This is kind of proto-steampunk, in that being set in the mid-eighteenth century there isn’t any steam in general use. Clockwork-punk might be closer to the mark. Beings native to the fourth dimension – known to us through myth and legend as fey, elves, whatever – are on the warpath and because the fourth dimension is so key to the whole thing, that unexpectedly puts London’s Worshipful Company of Clockmakers in the front line.
A cover blurb says that “comparisons to Neil Stephenson and Susanna Clarke are only very slightly premature.” Well … comparisons to Neil Stephenson are spot on because by ‘eck, he knows how to bang on without saying anything. My inner editor was at work on most pages boiling the verbosity down to what actually needs saying. This is not a crime of which Clarke can ever be accused – she wrote a book you could build houses with which just slips down the gullet.
And for about the middle third I lost count of the number of times the narrator passes out, gets hit on the head or otherwise loses consciousness so that time can pass until he wakes up in bed and gets told yet another thing that he didn’t actually notice happening. On four occasions characters have such overwhelming experiences of the fey that they spontaneously ejaculate. Once, maybe. Four times may be, how can I put it, over-egging the pudding?
The descriptions of clocks and clockwork are beautiful and it’s definitely a novel with a voice of its own. But as I drew near the end I began to feel that dread feeling, worthiness. This was no longer a pleasure, just a challenge, and I closed it with no real desire to read the sequel and see what happens next.
I read it in the first place in self-defence, as I found the sequel in the library and it seemed alarmingly close to my uncompleted Napoleonic novel, provisionally titled N. This is definitively Napoleonic in that it features Napoleon as a key character: a Napoleon who has surrendered to the British and is doing what he hoped would be the case, living out his exile in the south of England. As this is so absolutely what everyone was determined would not happen, it’s obvious even to the characters in the book that something has gone badly wrong, somewhere. Whoever perpetrated this couldn’t hope to get away with it for long, therefore whatever is going to happen must be happening soon …
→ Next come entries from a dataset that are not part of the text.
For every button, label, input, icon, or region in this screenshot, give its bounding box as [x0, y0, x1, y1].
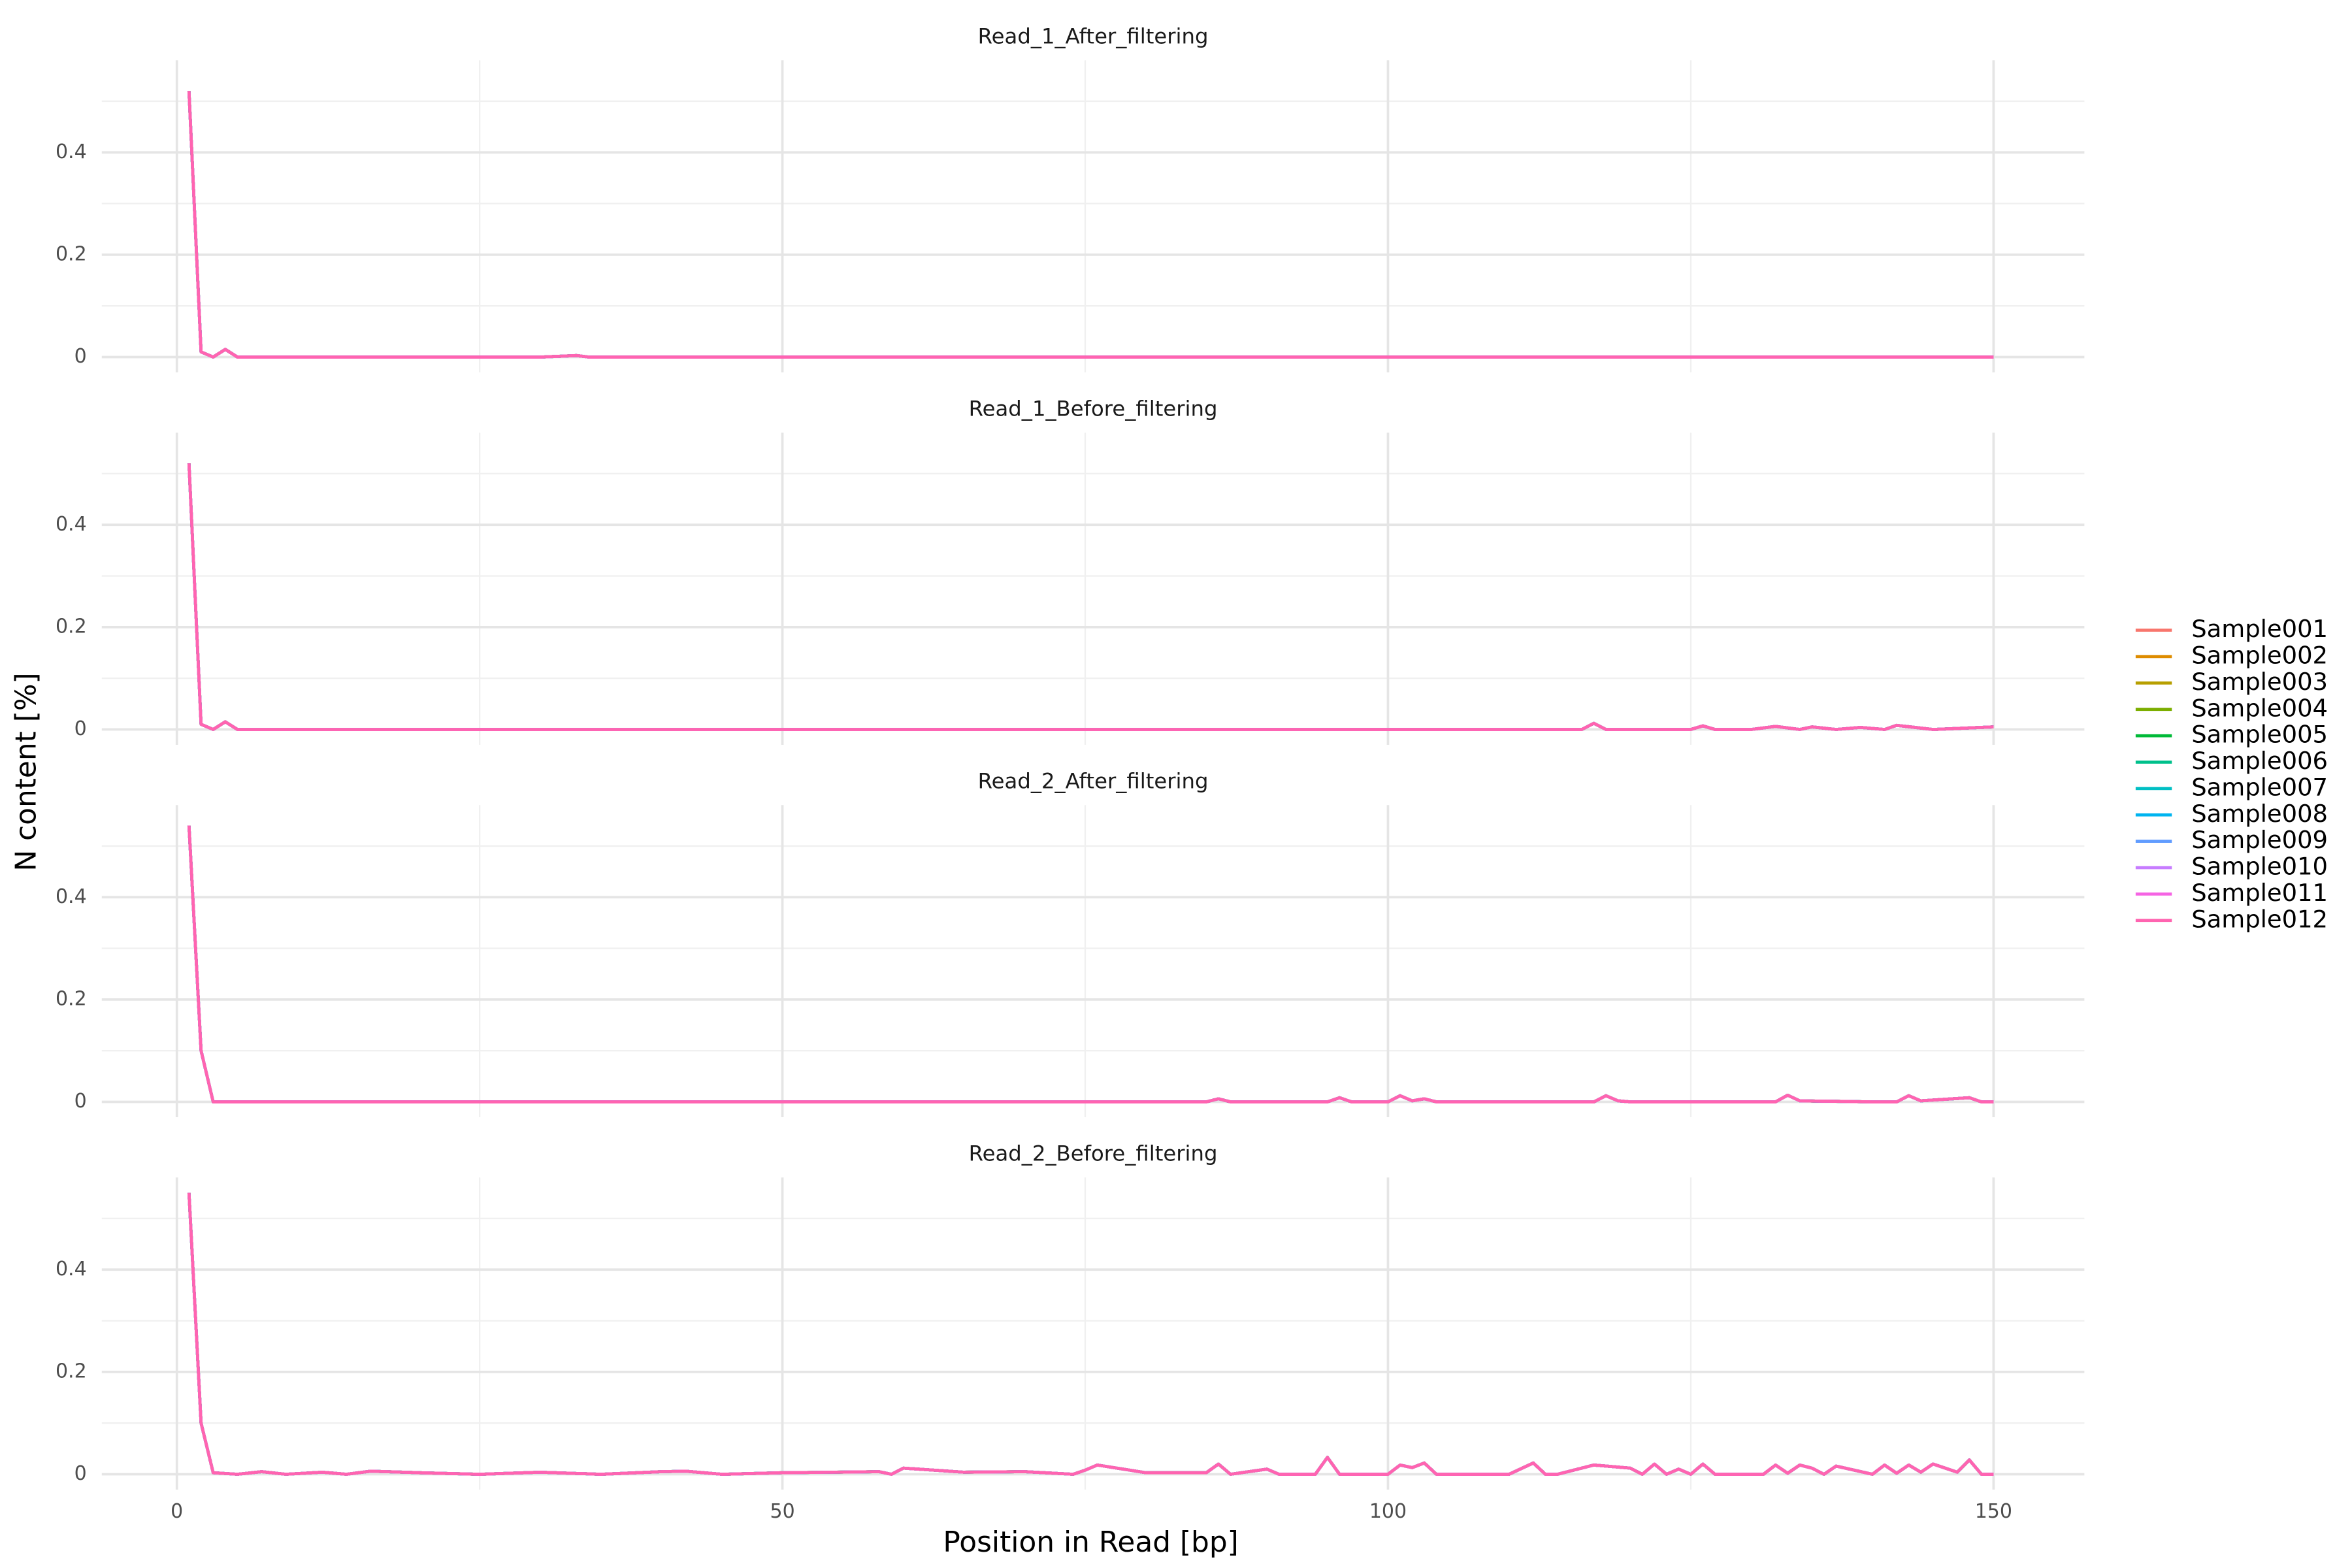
legend-label: Sample003 — [2191, 668, 2328, 696]
y-axis-title: N content [%] — [10, 672, 43, 871]
legend-label: Sample012 — [2191, 905, 2328, 933]
x-tick-label: 50 — [770, 1500, 794, 1523]
x-axis-title: Position in Read [bp] — [943, 1526, 1238, 1559]
facet-title: Read_1_After_filtering — [978, 24, 1209, 49]
y-tick-label: 0.4 — [56, 513, 87, 536]
y-tick-label: 0.2 — [56, 242, 87, 265]
facet-title: Read_2_After_filtering — [978, 769, 1209, 794]
y-tick-label: 0 — [74, 1090, 87, 1113]
legend-label: Sample004 — [2191, 694, 2328, 722]
legend-label: Sample002 — [2191, 642, 2328, 670]
y-tick-label: 0.2 — [56, 1360, 87, 1382]
legend-label: Sample009 — [2191, 826, 2328, 854]
x-tick-label: 0 — [171, 1500, 183, 1523]
y-tick-label: 0.4 — [56, 1258, 87, 1281]
facet-title: Read_2_Before_filtering — [969, 1141, 1218, 1166]
y-tick-label: 0.4 — [56, 140, 87, 163]
legend-label: Sample010 — [2191, 853, 2328, 881]
y-tick-label: 0.4 — [56, 885, 87, 908]
facet-title: Read_1_Before_filtering — [969, 397, 1218, 421]
legend-label: Sample007 — [2191, 773, 2328, 801]
y-tick-label: 0 — [74, 717, 87, 740]
legend-label: Sample005 — [2191, 721, 2328, 749]
series-line — [187, 91, 1994, 359]
y-tick-label: 0 — [74, 345, 87, 368]
legend-label: Sample006 — [2191, 747, 2328, 775]
series-line — [187, 1192, 1994, 1476]
y-tick-label: 0.2 — [56, 987, 87, 1010]
legend-label: Sample011 — [2191, 879, 2328, 907]
x-tick-label: 150 — [1975, 1500, 2012, 1523]
x-tick-label: 100 — [1369, 1500, 1407, 1523]
y-tick-label: 0.2 — [56, 615, 87, 638]
legend-label: Sample008 — [2191, 800, 2328, 828]
legend-label: Sample001 — [2191, 615, 2328, 643]
series-line — [187, 825, 1994, 1103]
series-line — [187, 463, 1994, 731]
y-tick-label: 0 — [74, 1462, 87, 1485]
(Full disclosure: I read somewhere that Napoleon hoped to live out his exile “on a small estate south of Oxford”. As I live on a small estate south of Oxford – maybe smaller than the one he had in mind – I felt this was the novel I was destined to write. Whether it’s a novel I’m destined to complete remains to be seen. And it’s sufficiently different to The Emperor of All Things – the Emperor in that case being Time – that my concerns of rediscovering the wheel are assuaged.)